El juez Di regresó a sus aposentos por la galería exterior, caminando a paso lento, inmersos en sus reflexiones literarias. Estas crujías eran una bendición para el paseante, pues permitían tomar el aire al abrigo del barro, por el lado del parque, por el lado de la playa o del lago sin salir de la casa. Habían pasado las horas sin darse cuenta, y el sol, o lo que de él asomaba entre las nubes, estaba ahora alto sobre el horizonte. Al llegar cerca del saloncillo situado en el extremo opuesto de la escalinata, oyó a alguien que vociferaba en tono imperioso, y reconoció la voz del mayordomo, muy distinta de su obsequiosidad habitual.

– ¡Me tienen ustedes poco contento, muy poco contento! -vociferaba el jefe de la servidumbre.

¿A quién podía estar riñendo de ese modo? ¿A la vieja criada?

– Sólo piensan en aprovecharse. ¡Qué vergüenza!

Sí, estaba riñendo a la criada.

– ¡Bueno! ¡Tan poco es tanto lo que le pido!

El juez Di creyó distinguir un punto de ironía en sus palabras.

– ¡Y quítese ese plantel de joyas! ¡Parece una ramera de lujo! ¡Qué vulgar es usted!

¿Así que la criada tenía una pasión secreta por la bisutería? Ese retrato no cuadraba. ¿Y había dicho «puta de lujo»? Una expresión que parecía caerle mejor a otra persona. ¿Podía estar dirigiéndose a la señora Zhou? ¡Ni a la criada de una bodega se la trataba de ese modo! Este Song le recordaba al magistrado a algunos proxenetas de los que había tenido que ocuparse en Han-yan. Solían tratar con desprecio parecido a sus chicas.
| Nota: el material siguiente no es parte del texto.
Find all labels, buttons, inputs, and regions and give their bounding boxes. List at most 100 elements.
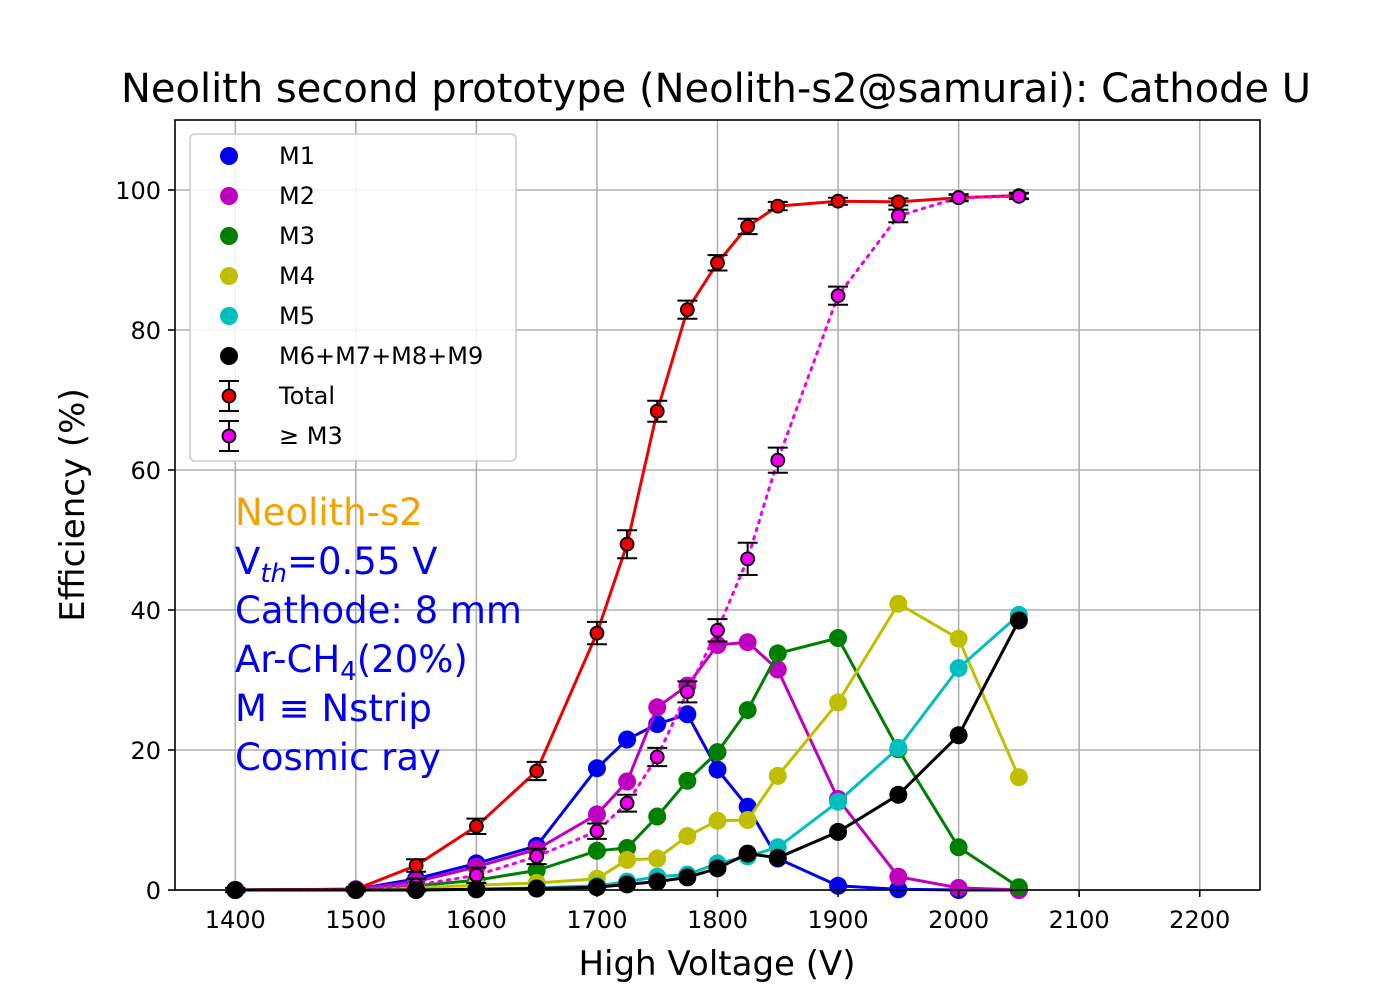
data-point	[529, 763, 545, 779]
annotation-detector: Neolith-s2	[235, 491, 423, 534]
legend-item: ≥ M3	[219, 420, 343, 452]
data-point	[529, 849, 545, 864]
legend-marker	[220, 187, 238, 205]
data-point	[738, 844, 757, 863]
data-point	[648, 807, 667, 826]
data-point	[649, 749, 665, 765]
y-tick-label: 40	[130, 597, 161, 625]
x-tick-label: 2000	[928, 906, 989, 934]
data-point	[648, 849, 667, 868]
data-point	[949, 726, 968, 745]
data-point	[889, 785, 908, 804]
data-point	[949, 838, 968, 857]
x-tick-label: 1400	[205, 906, 266, 934]
legend-label: M2	[279, 182, 315, 210]
annotation-threshold: Vth=0.55 V	[235, 540, 437, 589]
gas-suffix: (20%)	[357, 638, 468, 681]
legend-label: Total	[278, 382, 335, 410]
data-point	[468, 867, 484, 883]
y-tick-label: 60	[130, 457, 161, 485]
data-point	[738, 701, 757, 720]
data-point	[708, 743, 727, 762]
x-tick-label: 2200	[1169, 906, 1230, 934]
data-point	[527, 879, 546, 898]
series-layer	[225, 188, 1029, 899]
x-tick-label: 1700	[566, 906, 627, 934]
x-tick-label: 1600	[446, 906, 507, 934]
data-point	[527, 861, 546, 880]
data-point	[829, 822, 848, 841]
data-point	[619, 536, 635, 552]
legend-marker	[221, 428, 237, 444]
legend: M1 M2 M3 M4 M5 M6+M7+M8+M9 Total ≥ M3	[189, 133, 517, 462]
data-point	[618, 875, 637, 894]
annotation-block: Neolith-s2 Vth=0.55 V Cathode: 8 mm Ar-C…	[235, 491, 522, 779]
y-axis-label: Efficiency (%)	[53, 388, 93, 621]
data-point	[770, 452, 786, 468]
data-point	[768, 766, 787, 785]
data-point	[648, 872, 667, 891]
data-point	[468, 818, 484, 834]
data-point	[738, 811, 757, 829]
data-point	[618, 772, 637, 791]
legend-item: M6+M7+M8+M9	[220, 342, 483, 370]
legend-items: M1 M2 M3 M4 M5 M6+M7+M8+M9 Total ≥ M3	[219, 142, 483, 452]
y-axis: 0 20 40 60 80 100	[115, 177, 175, 905]
legend-marker	[220, 147, 238, 165]
data-point	[1009, 878, 1028, 897]
legend-marker	[220, 307, 238, 325]
data-point	[738, 633, 757, 652]
data-point	[678, 827, 697, 846]
data-point	[648, 698, 667, 717]
data-point	[619, 795, 635, 811]
data-point	[830, 193, 846, 209]
data-point	[829, 629, 848, 647]
legend-label: M3	[279, 222, 315, 250]
data-point	[408, 858, 424, 873]
chart-title: Neolith second prototype (Neolith-s2@sam…	[121, 66, 1311, 112]
y-tick-label: 20	[130, 737, 161, 765]
y-tick-label: 100	[115, 177, 161, 205]
series-line	[235, 636, 1020, 892]
vth-prefix: V	[235, 540, 260, 583]
data-point	[890, 194, 906, 210]
x-axis-label: High Voltage (V)	[578, 944, 855, 984]
y-tick-label: 80	[130, 317, 161, 345]
data-point	[708, 811, 727, 830]
legend-marker	[220, 227, 238, 245]
legend-item: M1	[220, 142, 315, 170]
x-tick-label: 1900	[808, 906, 869, 934]
legend-label: M5	[279, 302, 315, 330]
data-point	[587, 805, 606, 824]
data-point	[1009, 768, 1028, 787]
data-point	[618, 850, 637, 869]
series-line	[235, 640, 1019, 892]
data-point	[770, 198, 786, 214]
legend-label: M1	[279, 142, 315, 170]
y-tick-label: 0	[146, 877, 161, 905]
data-point	[949, 659, 968, 678]
data-point	[949, 878, 968, 897]
data-point	[649, 403, 665, 419]
data-point	[678, 771, 697, 790]
data-point	[679, 302, 695, 318]
x-axis: 1400 1500 1600 1700 1800 1900 2000 2100 2200	[205, 890, 1230, 934]
data-point	[708, 859, 727, 878]
data-point	[1009, 611, 1028, 630]
data-point	[830, 288, 846, 304]
series-line	[235, 601, 1021, 892]
data-point	[889, 867, 908, 886]
data-point	[708, 760, 727, 779]
legend-marker	[221, 388, 237, 404]
legend-label: M6+M7+M8+M9	[279, 342, 483, 370]
legend-item: Total	[219, 380, 335, 412]
data-point	[618, 730, 637, 749]
data-point	[829, 792, 848, 811]
annotation-source: Cosmic ray	[235, 736, 441, 779]
legend-item: M5	[220, 302, 315, 330]
data-point	[949, 629, 968, 648]
data-point	[740, 551, 756, 567]
data-point	[890, 208, 906, 224]
legend-item: M3	[220, 222, 315, 250]
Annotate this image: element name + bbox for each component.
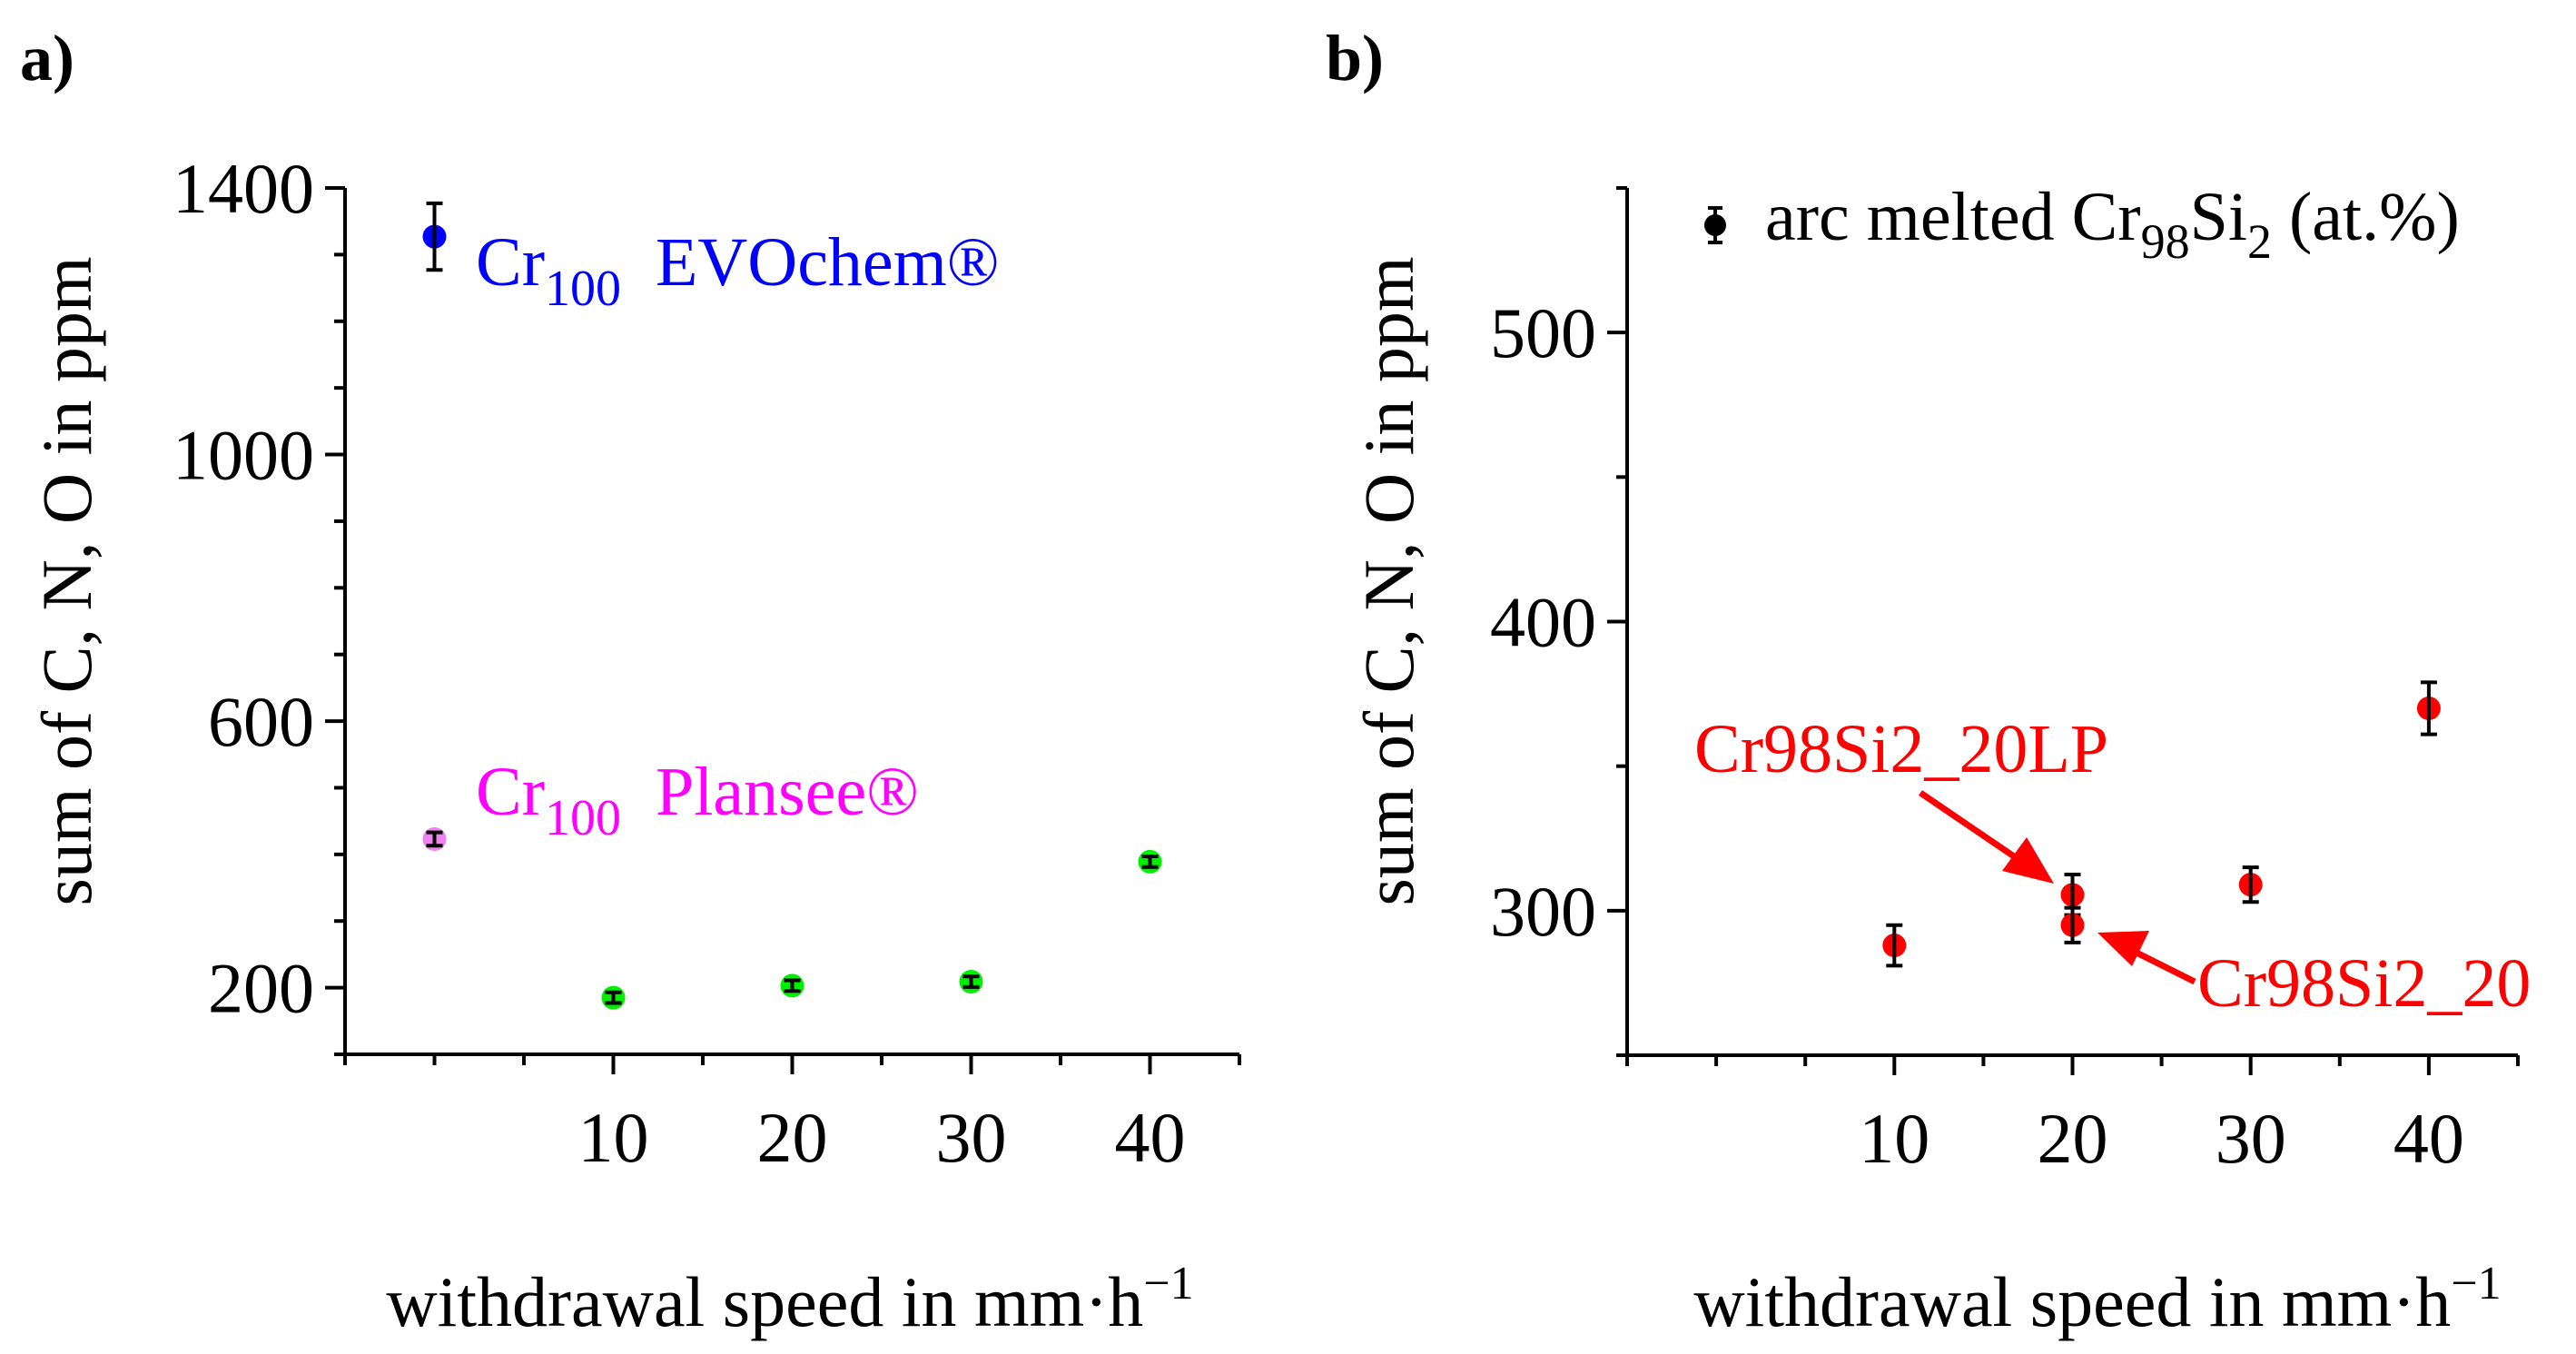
data-point	[780, 973, 804, 998]
data-point	[1882, 923, 1907, 968]
data-point	[2060, 905, 2085, 944]
x-tick-label: 20	[757, 1098, 828, 1177]
annotation-20lp: Cr98Si2_20LP	[1694, 711, 2108, 787]
x-tick-label: 10	[578, 1098, 649, 1177]
legend-label: arc melted Cr98Si2 (at.%)	[1765, 179, 2460, 269]
annotation-plansee: Cr100 Plansee®	[476, 754, 919, 846]
y-tick-label: 500	[1490, 293, 1596, 372]
arrow-20lp	[1919, 790, 2054, 884]
y-tick-label: 600	[208, 682, 314, 761]
y-tick-label: 300	[1490, 872, 1596, 951]
arrow-20	[2097, 931, 2196, 985]
x-tick-label: 40	[1115, 1098, 1186, 1177]
panel-a-xlabel: withdrawal speed in mm·h−1	[386, 1258, 1193, 1341]
panel-b-ylabel: sum of C, N, O in ppm	[1349, 256, 1428, 905]
x-tick-label: 30	[2216, 1099, 2286, 1178]
panel-a-label: a)	[20, 22, 74, 94]
data-point	[2416, 680, 2441, 736]
y-tick-label: 1000	[173, 416, 314, 495]
panel-b-axes: 10 20 30 40 300 400 500	[1490, 186, 2520, 1178]
y-tick-label: 1400	[173, 149, 314, 228]
data-point	[422, 201, 447, 272]
x-tick-label: 10	[1859, 1099, 1930, 1178]
data-point	[601, 985, 626, 1010]
data-point	[1138, 849, 1162, 874]
annotation-20: Cr98Si2_20	[2197, 945, 2531, 1022]
x-tick-label: 20	[2038, 1099, 2108, 1178]
annotation-evochem: Cr100 EVOchem®	[476, 224, 1000, 317]
panel-b-label: b)	[1326, 22, 1384, 94]
data-point	[422, 826, 447, 851]
y-tick-label: 200	[208, 949, 314, 1028]
panel-a-axes: 10 20 30 40 200 600 1000 1400	[173, 149, 1241, 1177]
y-tick-label: 400	[1490, 583, 1596, 662]
legend: arc melted Cr98Si2 (at.%)	[1704, 179, 2460, 269]
panel-a-ylabel: sum of C, N, O in ppm	[27, 256, 106, 905]
legend-marker	[1704, 214, 1726, 236]
data-point	[2238, 865, 2263, 904]
x-tick-label: 40	[2393, 1099, 2464, 1178]
panel-b-xlabel: withdrawal speed in mm·h−1	[1693, 1258, 2501, 1341]
x-tick-label: 30	[936, 1098, 1007, 1177]
data-point	[959, 970, 983, 994]
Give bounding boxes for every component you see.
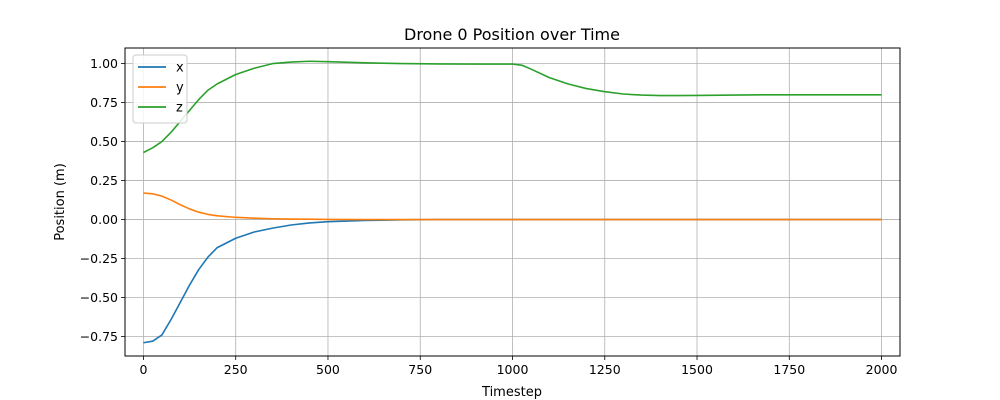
y-tick-label: 1.00 [90, 56, 118, 71]
legend-label-z: z [176, 101, 183, 116]
y-axis-label: Position (m) [53, 163, 68, 241]
series-lines [143, 60, 882, 344]
x-axis-label: Timestep [481, 385, 542, 400]
y-tick-label: 0.25 [90, 173, 118, 188]
series-line-z [143, 60, 882, 154]
legend: xyz [132, 54, 188, 124]
series-line-y [143, 192, 882, 221]
x-tick-label: 0 [139, 362, 147, 377]
y-tick-label: −0.75 [80, 329, 118, 344]
y-tick-label: −0.50 [80, 290, 118, 305]
legend-label-x: x [176, 61, 184, 76]
legend-box [132, 54, 188, 124]
x-tick-label: 500 [316, 362, 340, 377]
x-tick-label: 250 [224, 362, 248, 377]
x-tick-label: 750 [408, 362, 432, 377]
x-tick-label: 1500 [681, 362, 713, 377]
y-tick-label: 0.75 [90, 95, 118, 110]
x-tick-label: 1250 [589, 362, 621, 377]
x-tick-label: 2000 [866, 362, 898, 377]
x-tick-label: 1000 [497, 362, 529, 377]
chart-title: Drone 0 Position over Time [404, 25, 620, 44]
x-tick-label: 1750 [773, 362, 805, 377]
legend-label-y: y [176, 81, 184, 96]
grid [125, 48, 900, 356]
y-tick-label: 0.00 [90, 212, 118, 227]
y-tick-label: 0.50 [90, 134, 118, 149]
axis-ticks: 0 250 500 750 1000 1250 1500 1750 2000 −0.75 −0.50… [80, 56, 898, 377]
y-tick-label: −0.25 [80, 251, 118, 266]
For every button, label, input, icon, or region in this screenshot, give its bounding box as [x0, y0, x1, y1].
Ese hombre parecía animado por una cólera fría y ácida. La señora Zhou, si estaba en la habitación, no respondía nada. A lo mejor estaba hablando solo. El juez Di ya había observado en algunos criados esa propensión a insultar a sus señores a sus espaldas, para desahogarse. Le habían contado casos de camaristas que la tomaban con la ropa de su señora, con su retrato o su espejo.